Risk champs are not necessarily experts in risk but they have enough
influence within their team, which is backed up by their genuine interest and
basic knowledge about the risk process. Among their many qualities is passion and
As effective communicators, they are able to get the broader team
involved and often succeed in getting their colleagues to entrench risk management
practices in their day to day activities. Good risk champions understand that
their role is that of providing leadership and guidance for their specific
teams working alongside the group’s risk function.
The process of getting the risk champions is often riddled with
complexities, these may range from non-commitment to clear cases of
incompetence. However, a common pitfall is often the fact that risk champs are
capable individuals who are just overloaded with a range of other activities.
"One of the challenges we faced is that business would often appoint people who
had a variety of other responsibilities and being a risk champion is but one of
the many functions they fulfill,” says Kananelo Buthelezi (a senior risk
manager at Medscheme).
"Other challenges that often come up is ensuring continuity and
often we train risk champs only to have changes, making continuity difficult at
times”, she adds. "This is often coupled with unwillingness to take
responsibility on risk issues,” she continues. These two scenarios are managed
through setting clear expectations of senior management and ensure that each
areas have plans for ensuring continuity. "One of the key ways is to ensure
that costs associated with training are initially covered by the risk area but
if there is a change that could have been prevented, then the business has to
take the costs.
A useful intervention is making recognition and reward process which
will ensure that effective risk champs are publically acknowledged laying a
platform for adoption of best practice across the group. Recognition is a positive motivator and can
help mold a positive risk management culture. The process of recognition and
reward must be clear to all stakeholders and the outcome must be unquestionable.

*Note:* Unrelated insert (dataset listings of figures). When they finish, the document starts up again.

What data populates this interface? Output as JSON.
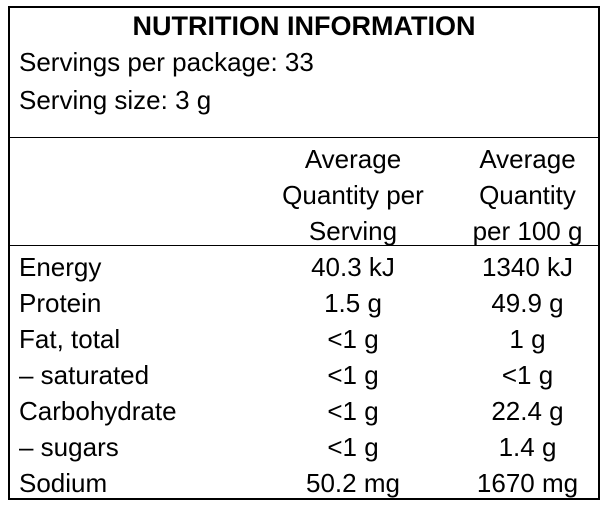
{
  "panel": {
    "title": "NUTRITION INFORMATION",
    "servings_per_package": "Servings per package: 33",
    "serving_size": "Serving size: 3 g"
  },
  "columns": {
    "per_serving": [
      "Average",
      "Quantity per",
      "Serving"
    ],
    "per_100g": [
      "Average",
      "Quantity",
      "per 100 g"
    ]
  },
  "rows": [
    {
      "label": "Energy",
      "per_serving": "40.3 kJ",
      "per_100g": "1340 kJ"
    },
    {
      "label": "Protein",
      "per_serving": "1.5 g",
      "per_100g": "49.9 g"
    },
    {
      "label": "Fat, total",
      "per_serving": "<1 g",
      "per_100g": "1 g"
    },
    {
      "label": "– saturated",
      "per_serving": "<1 g",
      "per_100g": "<1 g"
    },
    {
      "label": "Carbohydrate",
      "per_serving": "<1 g",
      "per_100g": "22.4 g"
    },
    {
      "label": " – sugars",
      "per_serving": "<1 g",
      "per_100g": "1.4 g"
    },
    {
      "label": "Sodium",
      "per_serving": "50.2 mg",
      "per_100g": "1670 mg"
    }
  ]
}
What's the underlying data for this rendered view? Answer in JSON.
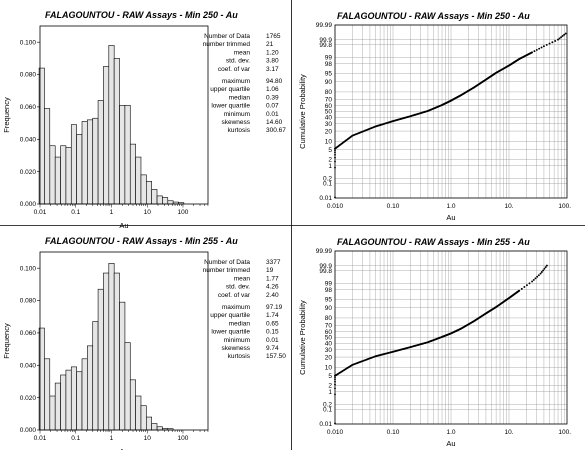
{
  "chart_data": [
    {
      "type": "bar",
      "title": "FALAGOUNTOU - RAW Assays - Min 250 - Au",
      "xlabel": "Au",
      "ylabel": "Frequency",
      "x_scale": "log",
      "x_tick_labels": [
        "0.01",
        "0.1",
        "1",
        "10",
        "100"
      ],
      "y_ticks": [
        "0.000",
        "0.020",
        "0.040",
        "0.060",
        "0.080",
        "0.100"
      ],
      "ylim": [
        0,
        0.11
      ],
      "bin_centers": [
        0.0112,
        0.0158,
        0.0224,
        0.0316,
        0.0447,
        0.0631,
        0.0891,
        0.126,
        0.178,
        0.251,
        0.355,
        0.501,
        0.708,
        1.0,
        1.41,
        2.0,
        2.82,
        3.98,
        5.62,
        7.94,
        11.2,
        15.8,
        22.4,
        31.6,
        44.7,
        63.1,
        89.1
      ],
      "values": [
        0.084,
        0.059,
        0.036,
        0.029,
        0.036,
        0.035,
        0.049,
        0.043,
        0.051,
        0.052,
        0.053,
        0.064,
        0.085,
        0.098,
        0.09,
        0.061,
        0.061,
        0.037,
        0.029,
        0.018,
        0.014,
        0.009,
        0.005,
        0.004,
        0.002,
        0.0012,
        0.0008
      ],
      "stats": [
        [
          "Number of Data",
          "1765"
        ],
        [
          "number trimmed",
          "21"
        ],
        [
          "mean",
          "1.20"
        ],
        [
          "std. dev.",
          "3.80"
        ],
        [
          "coef. of var",
          "3.17"
        ],
        [
          "maximum",
          "94.80"
        ],
        [
          "upper quartile",
          "1.06"
        ],
        [
          "median",
          "0.39"
        ],
        [
          "lower quartile",
          "0.07"
        ],
        [
          "minimum",
          "0.01"
        ],
        [
          "skewness",
          "14.60"
        ],
        [
          "kurtosis",
          "300.67"
        ]
      ]
    },
    {
      "type": "scatter",
      "title": "FALAGOUNTOU - RAW Assays - Min 250 - Au",
      "xlabel": "Au",
      "ylabel": "Cumulative Probability",
      "x_scale": "log",
      "y_scale": "probability",
      "x_tick_labels": [
        "0.010",
        "0.10",
        "1.0",
        "10.",
        "100."
      ],
      "y_ticks": [
        "0.01",
        "0.1",
        "0.2",
        "1",
        "2",
        "5",
        "10",
        "20",
        "30",
        "40",
        "50",
        "60",
        "70",
        "80",
        "90",
        "95",
        "98",
        "99",
        "99.8",
        "99.9",
        "99.99"
      ],
      "x": [
        0.01,
        0.02,
        0.05,
        0.1,
        0.2,
        0.4,
        0.7,
        1.0,
        1.5,
        2.5,
        4.0,
        6.0,
        10.0,
        15.0,
        25.0,
        40.0,
        70.0,
        95.0
      ],
      "y": [
        5.5,
        15,
        26,
        34,
        42,
        51,
        61,
        68,
        76,
        85,
        91.5,
        95.2,
        97.6,
        98.8,
        99.45,
        99.75,
        99.9,
        99.96
      ]
    },
    {
      "type": "bar",
      "title": "FALAGOUNTOU - RAW Assays - Min 255 - Au",
      "xlabel": "Au",
      "ylabel": "Frequency",
      "x_scale": "log",
      "x_tick_labels": [
        "0.01",
        "0.1",
        "1",
        "10",
        "100"
      ],
      "y_ticks": [
        "0.000",
        "0.020",
        "0.040",
        "0.060",
        "0.080",
        "0.100"
      ],
      "ylim": [
        0,
        0.11
      ],
      "bin_centers": [
        0.0112,
        0.0158,
        0.0224,
        0.0316,
        0.0447,
        0.0631,
        0.0891,
        0.126,
        0.178,
        0.251,
        0.355,
        0.501,
        0.708,
        1.0,
        1.41,
        2.0,
        2.82,
        3.98,
        5.62,
        7.94,
        11.2,
        15.8,
        22.4,
        31.6,
        44.7,
        63.1,
        89.1
      ],
      "values": [
        0.063,
        0.044,
        0.021,
        0.029,
        0.034,
        0.037,
        0.039,
        0.036,
        0.044,
        0.052,
        0.067,
        0.087,
        0.097,
        0.103,
        0.097,
        0.079,
        0.054,
        0.031,
        0.021,
        0.015,
        0.008,
        0.004,
        0.002,
        0.001,
        0.0008,
        0,
        0
      ],
      "stats": [
        [
          "Number of Data",
          "3377"
        ],
        [
          "number trimmed",
          "19"
        ],
        [
          "mean",
          "1.77"
        ],
        [
          "std. dev.",
          "4.26"
        ],
        [
          "coef. of var",
          "2.40"
        ],
        [
          "maximum",
          "97.19"
        ],
        [
          "upper quartile",
          "1.74"
        ],
        [
          "median",
          "0.65"
        ],
        [
          "lower quartile",
          "0.15"
        ],
        [
          "minimum",
          "0.01"
        ],
        [
          "skewness",
          "9.74"
        ],
        [
          "kurtosis",
          "157.50"
        ]
      ]
    },
    {
      "type": "scatter",
      "title": "FALAGOUNTOU - RAW Assays - Min 255 - Au",
      "xlabel": "Au",
      "ylabel": "Cumulative Probability",
      "x_scale": "log",
      "y_scale": "probability",
      "x_tick_labels": [
        "0.010",
        "0.10",
        "1.0",
        "10.",
        "100."
      ],
      "y_ticks": [
        "0.01",
        "0.1",
        "0.2",
        "1",
        "2",
        "5",
        "10",
        "20",
        "30",
        "40",
        "50",
        "60",
        "70",
        "80",
        "90",
        "95",
        "98",
        "99",
        "99.8",
        "99.9",
        "99.99"
      ],
      "x": [
        0.01,
        0.02,
        0.05,
        0.1,
        0.2,
        0.4,
        0.7,
        1.0,
        1.5,
        2.5,
        4.0,
        6.0,
        10.0,
        15.0,
        25.0,
        35.0,
        45.0
      ],
      "y": [
        5,
        12,
        21,
        27,
        34,
        42,
        51,
        57,
        65,
        76,
        85,
        90.5,
        95.5,
        97.8,
        99.2,
        99.7,
        99.9
      ]
    }
  ]
}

The final aspect of ensuring effective risk champions is to provide
platforms that will support the champs in their day to day activity, as well as
provide a channel through which issues can be quickly reported and escalated. A
risk champion weekly or monthly meeting can serve this purpose, this platform
has to be explicitly stated on the risk policy and there has to be clear
support by senior management. The process can also be supported by an effective
risk management system that captures all the information, risk incidents and
action plans. The system has to be easily accessible and monitored visible to
by all stakeholders.
Ultimately, risk champions must be team players with good communication
skills, they must be action orientated and solution driven – in this way they
can help the Risk Management function to be more effective and play a pivotal
role in carrying out this risk mandate effectively.